Describe your creative process when writing new music
My style of music is unique, it’s a mix between Afrobeats, Afropop and hip hop. In most of my songs I incorporate more than one genre and in most cases more than one accent. For example, I’ll sing a pop rap style hook, then layer the verses with a rough Nigerian afrotrap cadence. It sounds a bit confusing but everything new is confusing at first, I feel like it’s a new style of making music, mixing accents and genres in one record.

When I write new music, I tend to get a whiff of inspiration, and that can come from a whole host of things. I like to listen to the instrumental alone in a dark room and then let my mind work. If nothing comes out naturally at the moment, I just continue to live my day. In my last release, “Can’t Let You Go”, I wrote my verse while I was finishing up a practice session. I literally stopped mid-workout, caught the inspiration, wrote the verse in 10-15 minutes, and started training again.

What accomplishments do you see yourself achieving in the next five to ten years?
In the next 5-10 years, I would like to have critically acclaimed awards and accomplishments, multi-platinum albums and singles, and different tours and shows around the world. In addition to music, I also have many philanthropic ideas and projects that I would like to get into once I have a bigger platform and more resources.

Do you have any hobbies or interests outside of music?
I enjoy meditation, reading, watching historical documentaries and healthy debate on popular topics or a Socratic discussion in a room of intellectuals. I always like to expand my mind and learn something new, so most of my interests and hobbies center around that.

How do you balance music and other obligations like work, family?
Over the course of my career, I’ve had to learn to strike an effective balance and not sway too much to one side or the other, whether it’s my music or my personal life. In addition, I also have other financial activities in business ventures apart from music. So it was tough, especially last year when my career started to elevate, learning to balance everything. I can’t give an effective answer on how I balance everything because it’s an ever-evolving process. I learn daily to better reconcile my personal life with my professional life and my financial aspirations.

What are your strengths that, in your opinion, make you a great musician?
One thing that I realized is unique to me and very few people know is my ability to physically see music. It almost sounds crazy when I explain it, but every time I hear instrumental or raw instruments playing together, it’s like I can almost see the waves that vibrate from each instrument based on pitch, key and the speed of the rhythm. I’m also a music lover and have studied music theory, so I’m well versed in the technical facets of being a musician.

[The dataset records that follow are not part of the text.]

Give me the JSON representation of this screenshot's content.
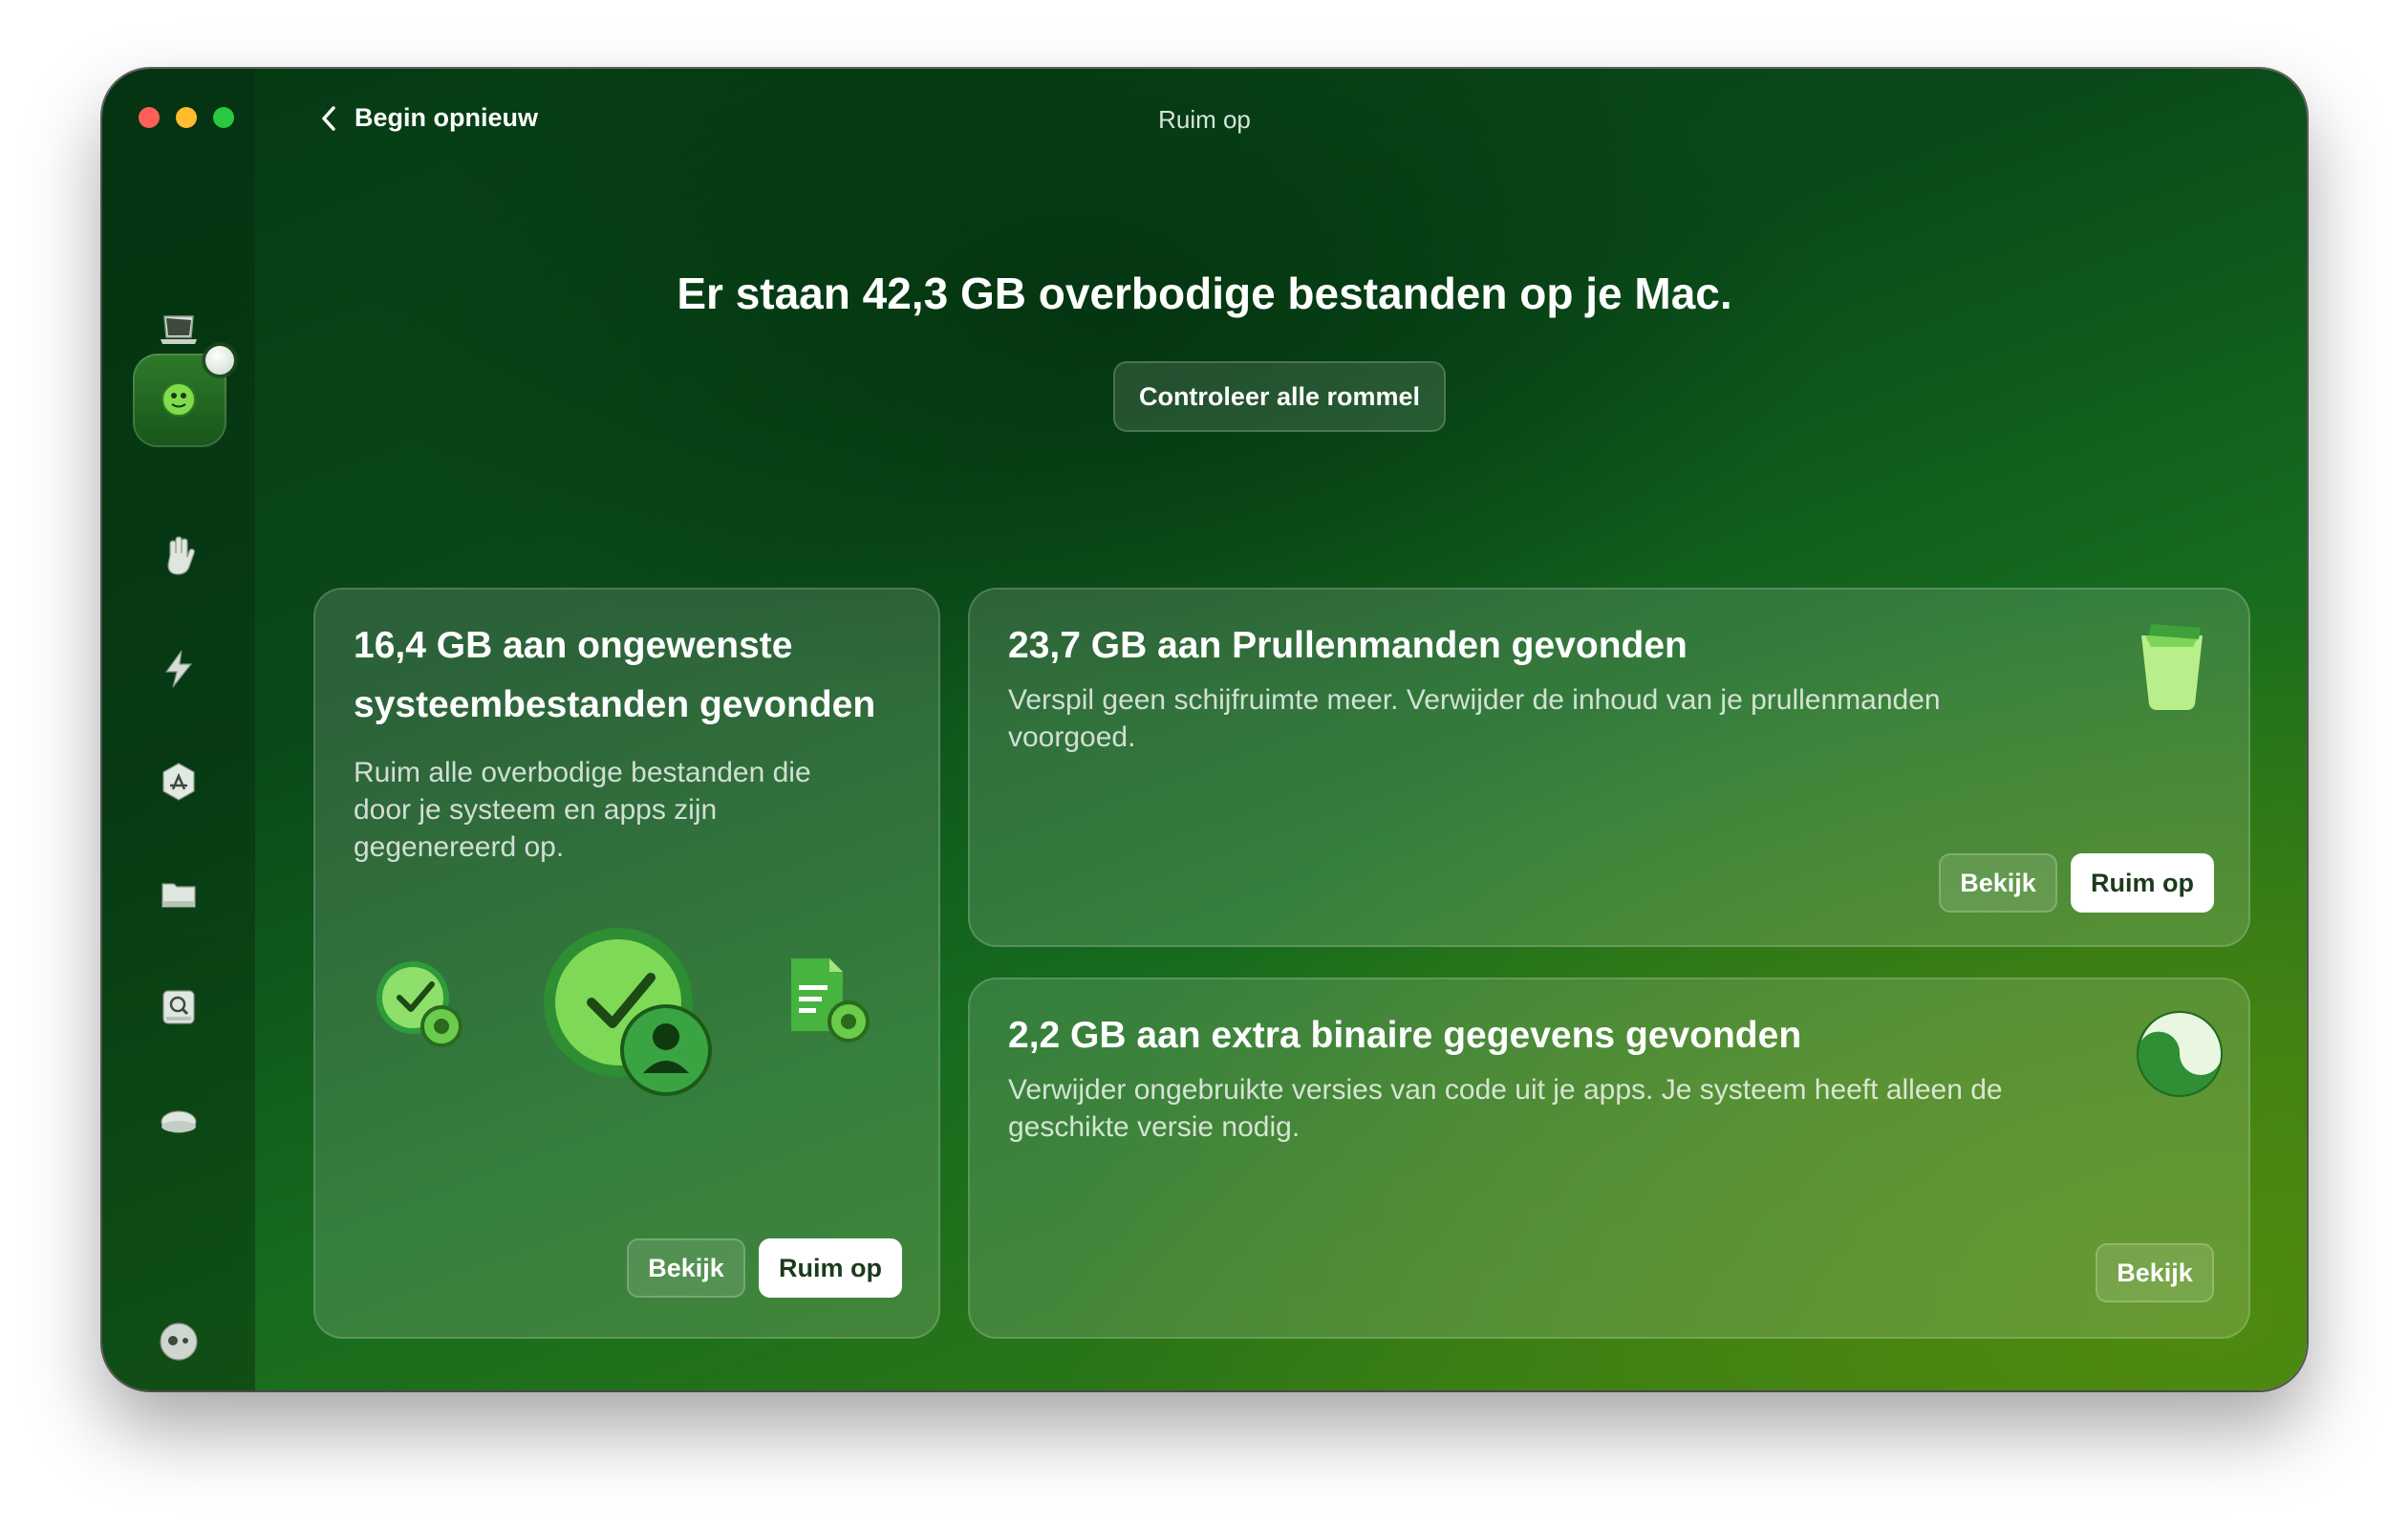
{
  "window": {
    "title": "Ruim op",
    "back_label": "Begin opnieuw"
  },
  "sidebar": {
    "items": [
      {
        "id": "monitor",
        "icon": "laptop-icon"
      },
      {
        "id": "cleanup",
        "icon": "cleanup-globe-icon",
        "active": true
      },
      {
        "id": "protection",
        "icon": "hand-icon"
      },
      {
        "id": "performance",
        "icon": "lightning-icon"
      },
      {
        "id": "applications",
        "icon": "app-store-icon"
      },
      {
        "id": "my-clutter",
        "icon": "folder-icon"
      },
      {
        "id": "cloud",
        "icon": "disk-search-icon"
      },
      {
        "id": "space-lens",
        "icon": "cloud-icon"
      },
      {
        "id": "assistant",
        "icon": "assistant-icon"
      }
    ]
  },
  "main": {
    "headline": "Er staan 42,3 GB overbodige bestanden op je Mac.",
    "review_all_label": "Controleer alle rommel"
  },
  "cards": {
    "system": {
      "title_line1": "16,4 GB aan ongewenste",
      "title_line2": "systeembestanden gevonden",
      "desc_line1": "Ruim alle overbodige bestanden die",
      "desc_line2": "door je systeem en apps zijn",
      "desc_line3": "gegenereerd op.",
      "view_label": "Bekijk",
      "clean_label": "Ruim op"
    },
    "trash": {
      "title": "23,7 GB aan Prullenmanden gevonden",
      "desc_line1": "Verspil geen schijfruimte meer. Verwijder de inhoud van je prullenmanden",
      "desc_line2": "voorgoed.",
      "view_label": "Bekijk",
      "clean_label": "Ruim op"
    },
    "binaries": {
      "title": "2,2 GB aan extra binaire gegevens gevonden",
      "desc_line1": "Verwijder ongebruikte versies van code uit je apps. Je systeem heeft alleen de",
      "desc_line2": "geschikte versie nodig.",
      "view_label": "Bekijk"
    }
  },
  "colors": {
    "accent": "#2fb344",
    "close": "#ff5f57",
    "minimize": "#febc2e",
    "zoom": "#28c840"
  }
}
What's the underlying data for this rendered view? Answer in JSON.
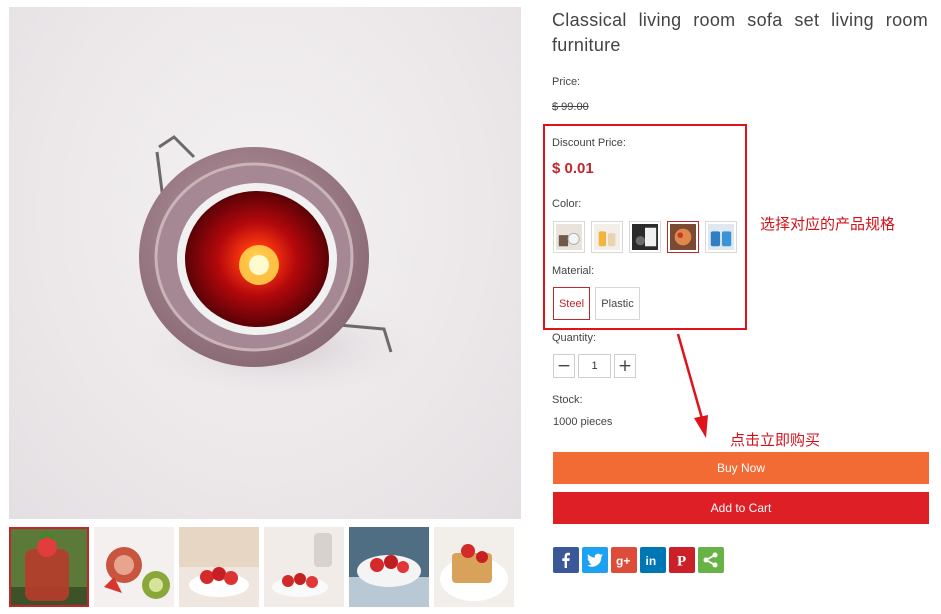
{
  "product": {
    "title": "Classical living room sofa set living room furniture",
    "price_label": "Price:",
    "original_price": "$ 99.00",
    "discount_label": "Discount Price:",
    "discount_price": "$ 0.01",
    "color_label": "Color:",
    "colors": [
      {
        "icon": "kitchen-items-swatch",
        "selected": false
      },
      {
        "icon": "jars-swatch",
        "selected": false
      },
      {
        "icon": "dark-items-swatch",
        "selected": false
      },
      {
        "icon": "food-plate-swatch",
        "selected": true
      },
      {
        "icon": "blue-containers-swatch",
        "selected": false
      }
    ],
    "material_label": "Material:",
    "materials": [
      {
        "label": "Steel",
        "selected": true
      },
      {
        "label": "Plastic",
        "selected": false
      }
    ],
    "quantity_label": "Quantity:",
    "quantity": "1",
    "stock_label": "Stock:",
    "stock_value": "1000 pieces"
  },
  "actions": {
    "buy_now": "Buy Now",
    "add_to_cart": "Add to Cart"
  },
  "annotations": {
    "select_spec": "选择对应的产品规格",
    "click_buy": "点击立即购买"
  },
  "thumbnails": [
    {
      "icon": "strawberry-jar-thumb",
      "active": true
    },
    {
      "icon": "strawberry-kiwi-thumb",
      "active": false
    },
    {
      "icon": "strawberry-bowl-thumb",
      "active": false
    },
    {
      "icon": "strawberry-dish-thumb",
      "active": false
    },
    {
      "icon": "strawberry-boat-thumb",
      "active": false
    },
    {
      "icon": "waffle-thumb",
      "active": false
    }
  ],
  "share": [
    {
      "icon": "facebook-icon",
      "glyph": "f",
      "color": "#3b5998"
    },
    {
      "icon": "twitter-icon",
      "glyph": "t",
      "color": "#1da1f2"
    },
    {
      "icon": "google-plus-icon",
      "glyph": "g+",
      "color": "#dd4b39"
    },
    {
      "icon": "linkedin-icon",
      "glyph": "in",
      "color": "#0077b5"
    },
    {
      "icon": "pinterest-icon",
      "glyph": "P",
      "color": "#cb2027"
    },
    {
      "icon": "share-icon",
      "glyph": "<",
      "color": "#67b346"
    }
  ],
  "colors": {
    "accent_red": "#c0272d",
    "buy_now_bg": "#f26b35",
    "add_to_cart_bg": "#df1f26",
    "annotation_red": "#d0121b"
  }
}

What instrument do you prefer to play and why?
My saxophone is and always will be my favorite instrument, and truly my favorite form of musical expression. I don’t know how to quantify it in words, but all I can say is that most of the time when I play the saxophone I am able to release a feeling that I cannot poetically describe. When words fail me, there is a certain nuance and deep moan in the alto sax that speaks for me.

Should we expect a new song soon?
You should expect an album soon! I know I have fans who are unhappy with me because they have been patiently waiting for my album for a year, but it will be worth the wait because every track on this album has been put together properly and carefully. But while it’s in its final stages of production, you can expect a new music video in February!

In the meantime, you can discover his latest song “Can’t let you go” on YouTube and other streaming platforms.